Good morning, fellow Havanese lovers! I'm seeking advice about some biting issues we are having with our dog, Hudson. I know this is a long post, but I wanted to give you all the information.
A little background: We got Hudson last summer at 8 weeks old. He is now just over a year. He is the joy of our house and family! He is the sweetest, smartest, cutest dog ever (I know we all say that!) and we just love him. He has got that sweet Havanese temperament that I read so much about when researching breeds, and is very social... Great with adults, kids and other dogs.
After saying all that, though, we do have one problem with him. He has started to growl and snap or bite at certain times. The growling can get very ferocious (sounds like a wild animal) and the biting is painful (he hasn't broken the skin -- yet).
He shows this behavior at a few different times:
*When he is sitting with me (on my lap or next to me) and one of my sons (12 and 15) comes over to take him from me, he will give a low growl. If they leave him with me, he is fine -- tail wagging, lots of kisses for them -- but if they continue to pick him up after the growling, he will start thrashing and doing the ferocious growl, sometimes with biting. This happens probably half the time they try to take him from me. The rest of the time, he is happy to go with them. And, in general, he loves them -- I'm pretty sure it's not an issue with them, but rather that he doesn't want to leave me at that particular time.
*When any of us (me, kids, husband) try to take something out of his mouth -- something he's found on the floor, a bone or bully stick that's been chewed too small, someone's underwear -- he growls and often bites. I have to say he is less likely to bite me than the others, but I have been nipped in the past. If we can get the object quickly, things are ok, but if we have to work to open his jaws to remove something, that's when it gets bad.
*Sometimes, when my sons or husband are playing with him, he seems to get overexcited and can get nippy then, too. This doesn't seem like aggressive biting, but the snaps have been getting steadily stronger.
In any if these cases, he is his sweet self as soon as the moment has passed.
Of course, I am looking for advice from any of you on how to handle this behavior, but I took him to our trainer, and wanted to share her thoughts/advice with you. If you have any opinions, please let me have 'em.
My younger son went with Hudson and me, and she could see right away that Hudson wasn't happy when my son walked over to take him from my lap. She said she could see in the way he (Hud) moved his head and eyes that he was going to be aggressive toward my son.
She told us he was controlling, needs to be in charge, and doesn't know his place in our family. (She said this is a Havanese trait? I hadn't heard that). All this time I've thought it was so sweet that he sits in my lap, she says he does that to be on top of the person he sees as the leader (in addition to wanting to be close to me).

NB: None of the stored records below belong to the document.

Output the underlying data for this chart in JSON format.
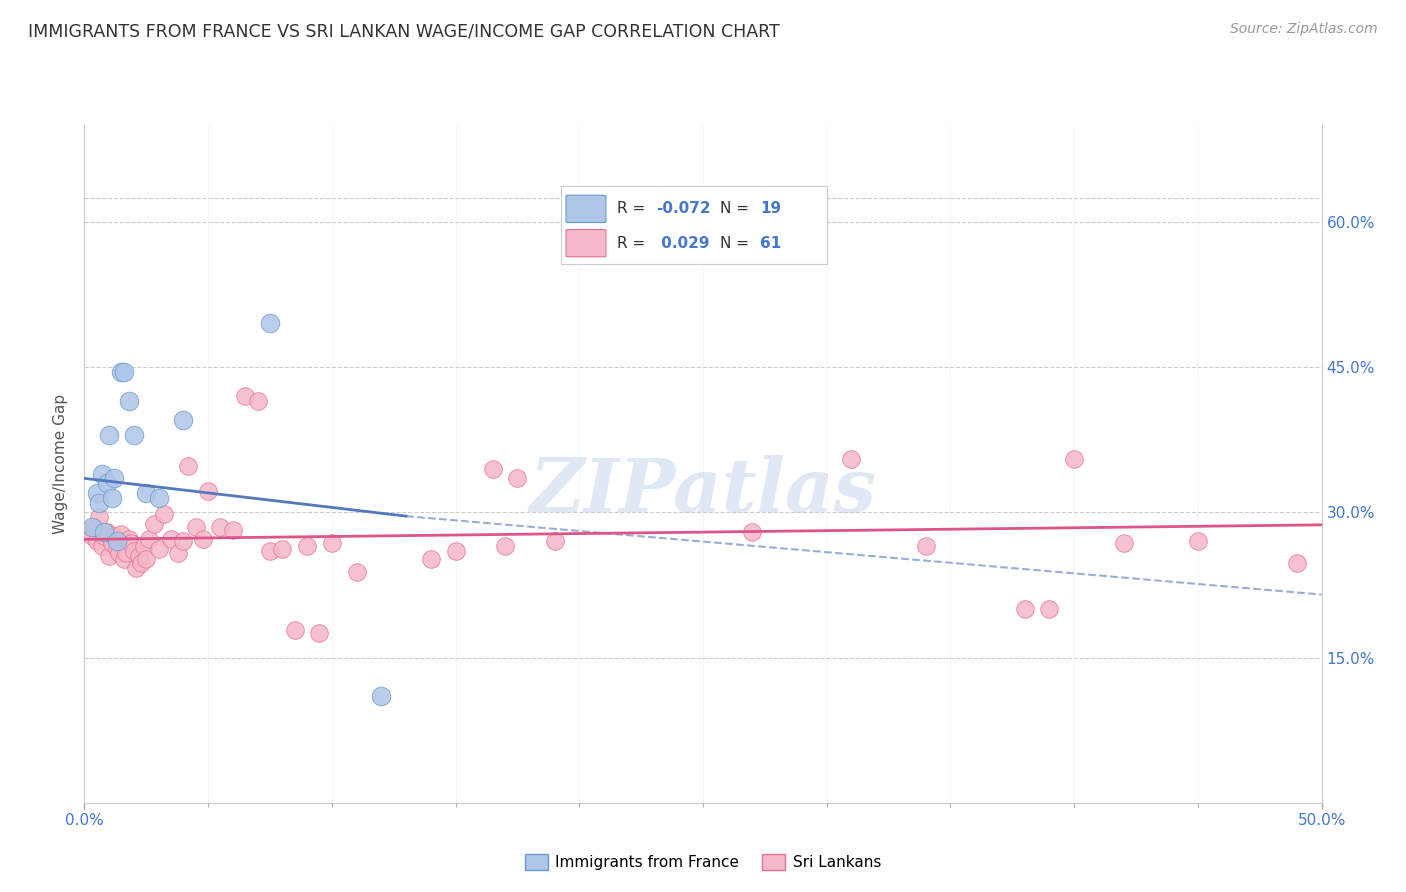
{
  "title": "IMMIGRANTS FROM FRANCE VS SRI LANKAN WAGE/INCOME GAP CORRELATION CHART",
  "source": "Source: ZipAtlas.com",
  "ylabel": "Wage/Income Gap",
  "xlim": [
    0.0,
    0.5
  ],
  "ylim": [
    0.0,
    0.7
  ],
  "ytick_positions": [
    0.15,
    0.3,
    0.45,
    0.6
  ],
  "ytick_labels": [
    "15.0%",
    "30.0%",
    "45.0%",
    "60.0%"
  ],
  "background_color": "#ffffff",
  "grid_color": "#cccccc",
  "watermark": "ZIPatlas",
  "france_color": "#aec6e8",
  "srilanka_color": "#f5b8c8",
  "france_edge_color": "#6699cc",
  "srilanka_edge_color": "#e87090",
  "france_line_color": "#5577bb",
  "srilanka_line_color": "#dd5588",
  "legend_value_color": "#4477cc",
  "france_scatter": [
    [
      0.003,
      0.285
    ],
    [
      0.005,
      0.32
    ],
    [
      0.006,
      0.31
    ],
    [
      0.007,
      0.34
    ],
    [
      0.008,
      0.28
    ],
    [
      0.009,
      0.33
    ],
    [
      0.01,
      0.38
    ],
    [
      0.011,
      0.315
    ],
    [
      0.012,
      0.335
    ],
    [
      0.013,
      0.27
    ],
    [
      0.015,
      0.445
    ],
    [
      0.016,
      0.445
    ],
    [
      0.018,
      0.415
    ],
    [
      0.02,
      0.38
    ],
    [
      0.025,
      0.32
    ],
    [
      0.03,
      0.315
    ],
    [
      0.04,
      0.395
    ],
    [
      0.075,
      0.495
    ],
    [
      0.12,
      0.11
    ]
  ],
  "srilanka_scatter": [
    [
      0.002,
      0.28
    ],
    [
      0.003,
      0.275
    ],
    [
      0.004,
      0.285
    ],
    [
      0.005,
      0.27
    ],
    [
      0.006,
      0.295
    ],
    [
      0.007,
      0.265
    ],
    [
      0.008,
      0.275
    ],
    [
      0.009,
      0.28
    ],
    [
      0.01,
      0.255
    ],
    [
      0.011,
      0.268
    ],
    [
      0.012,
      0.275
    ],
    [
      0.013,
      0.262
    ],
    [
      0.014,
      0.258
    ],
    [
      0.015,
      0.278
    ],
    [
      0.016,
      0.252
    ],
    [
      0.017,
      0.258
    ],
    [
      0.018,
      0.272
    ],
    [
      0.019,
      0.268
    ],
    [
      0.02,
      0.26
    ],
    [
      0.021,
      0.242
    ],
    [
      0.022,
      0.255
    ],
    [
      0.023,
      0.248
    ],
    [
      0.024,
      0.265
    ],
    [
      0.025,
      0.252
    ],
    [
      0.026,
      0.272
    ],
    [
      0.028,
      0.288
    ],
    [
      0.03,
      0.262
    ],
    [
      0.032,
      0.298
    ],
    [
      0.035,
      0.272
    ],
    [
      0.038,
      0.258
    ],
    [
      0.04,
      0.27
    ],
    [
      0.042,
      0.348
    ],
    [
      0.045,
      0.285
    ],
    [
      0.048,
      0.272
    ],
    [
      0.05,
      0.322
    ],
    [
      0.055,
      0.285
    ],
    [
      0.06,
      0.282
    ],
    [
      0.065,
      0.42
    ],
    [
      0.07,
      0.415
    ],
    [
      0.075,
      0.26
    ],
    [
      0.08,
      0.262
    ],
    [
      0.085,
      0.178
    ],
    [
      0.09,
      0.265
    ],
    [
      0.095,
      0.175
    ],
    [
      0.1,
      0.268
    ],
    [
      0.11,
      0.238
    ],
    [
      0.14,
      0.252
    ],
    [
      0.15,
      0.26
    ],
    [
      0.165,
      0.345
    ],
    [
      0.17,
      0.265
    ],
    [
      0.175,
      0.335
    ],
    [
      0.19,
      0.27
    ],
    [
      0.27,
      0.28
    ],
    [
      0.31,
      0.355
    ],
    [
      0.34,
      0.265
    ],
    [
      0.38,
      0.2
    ],
    [
      0.39,
      0.2
    ],
    [
      0.4,
      0.355
    ],
    [
      0.42,
      0.268
    ],
    [
      0.45,
      0.27
    ],
    [
      0.49,
      0.248
    ]
  ],
  "france_trendline_solid": [
    [
      0.0,
      0.335
    ],
    [
      0.13,
      0.296
    ]
  ],
  "france_trendline_dashed": [
    [
      0.13,
      0.296
    ],
    [
      0.5,
      0.215
    ]
  ],
  "srilanka_trendline": [
    [
      0.0,
      0.272
    ],
    [
      0.5,
      0.287
    ]
  ]
}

The fact that he follows me everywhere is him trying to "herd" me.
I'm not sure I agree with those assessments, but we definitely have a problem that seems to be worsening, and I'm definitely on board with the idea that Hudson doesn't know his place in our family "pack."
She reviewed the "cradling" technique we learned in puppy class, in which we hold him on his back and don't let him down until he's calm. She said we need to be doing that very often during the day. In addition, she advised us to put him in his crate 3-4 times a day when we are just doing our normal things in the house, so that he sees that our lives go on without him in the middle of things (before this, he's really only gone in the crate when we leave the house). He's not supposed to sit on my lap anymore (he can sit next to me, but not on me), and he should only come up on the furniture when he's invited (when we're on it; if the couch is emoty, he can jump up anytime). She also wants us to leash him to us -- off and on during the day -- and go about our day in the house or yard so that he goes around with us. I guess then we're having him follow us, instead of it being his choice.
We are working on all these things, and they all seem to be going very well; it's only been about a week. He now relaxes right away when we out him on his back, and that is what we do with him when he gets growly or bites. She said in addition to this helping him learn to calm, it also teaches him that we can move him the way we want to, which he can't do to us. That should help with being able to get into his mouth when needed.
So, after all that (thanks to those of you who've stayed with me on this!), I'd love your advice and/or opinions. I'm not so much looking for opinions on the trainer (although I'm happy to hear that), but more on if you know of anything else we should be doing. We are worried he is going to hurt one of us, or worse, a friend or neighbor (although he doesn't show aggressiveness to anyone outside our family at this point).
Thank you in advance for your wisdom!
PS. the trainer also recommended we retake our Puppy 101 class, just to get back to some of the basics. We will be starting that next month.
Last edited by Ecf1216; 08-06-2013 at 12:30 PM.